ついでに戦闘で荒らされた会場なども、改めて設営し直してやる。
「さぁみんな‥‥パーティーのやり直しよ」
「お菓子、いぃ〜っぱいあるよぉ〜☆」
ロッテと真琴が声をかけると、恐る恐る遠巻きに見守っていた子供達も、歓声をあげて駆け寄ってきた。

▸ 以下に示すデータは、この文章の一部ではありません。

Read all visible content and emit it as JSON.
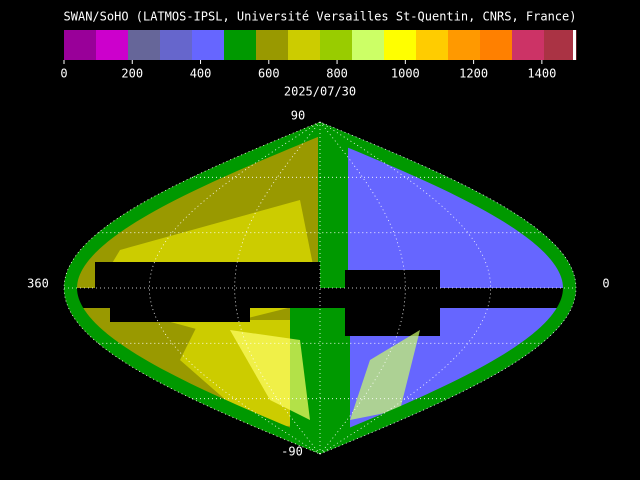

「のーりょくしゃのお兄さん、お姉さん。どうもありがとう!」
子供らのあからさまな感謝に照れたのか、ジェットは会場の隅に逃れてこっそりジュースで喉を潤した。
「ヒマリアは何となく俺の姉に似ているな。もっとも俺はテミストより‥‥勇敢だった‥‥と思う。いや、蛮勇と呼ぶべきか」
周りを取り囲む子供達に、
「お礼はあのお兄さんにな」
と悠介は一を指さそうとしたが、姿が見えない。
子供達に笑顔が戻ったのを確かめてから、一はそっと会場から離れていた。
どうしてもバグアのために喪われた家族や恋人のことを思いだし、辛くなってしまうからだ。
(俺たちのような家族を少しでも出さないためにも。もっと安心して暮らせるようにするためにも。これからも静かに復讐の炎を宿しつつ戦っていこう‥‥)
移動艇に引上げようとする傭兵達を、町長を筆頭にした町の大人達が呼び止めた。
「この度は誠にありがとうございました。これは、僅かですがお礼に‥‥」
と、かなりの金額が入った封筒を差し出してくる。
UPCから報酬を受け取るからいい、と断ったが、町長は頑として聞かない。
「実は毎年この季節、ここでは収穫祭も兼ね町を挙げた盛大なハロウィンパーティーを開くのが習わしで、これはそのための予算だったのですが‥‥こんなご時世、あまり贅沢な祭りを催すわけにも参りません。『せめて子供達だけでも』と企画したのが、今回の野外パーティーだったのです」
傭兵たちは話し合った結果、一が負担した5千クレジットの他、各自がカンパしたお菓子代だけ受け取ることにした。
いつか平和が戻ったとき、もう一度この町を訪れ、本当のハロウィンパーティーを楽しむ子供達の笑顔を見てみたい――そう思いつつ、傭兵達は移動艇に乗り込み町を後にするのだった。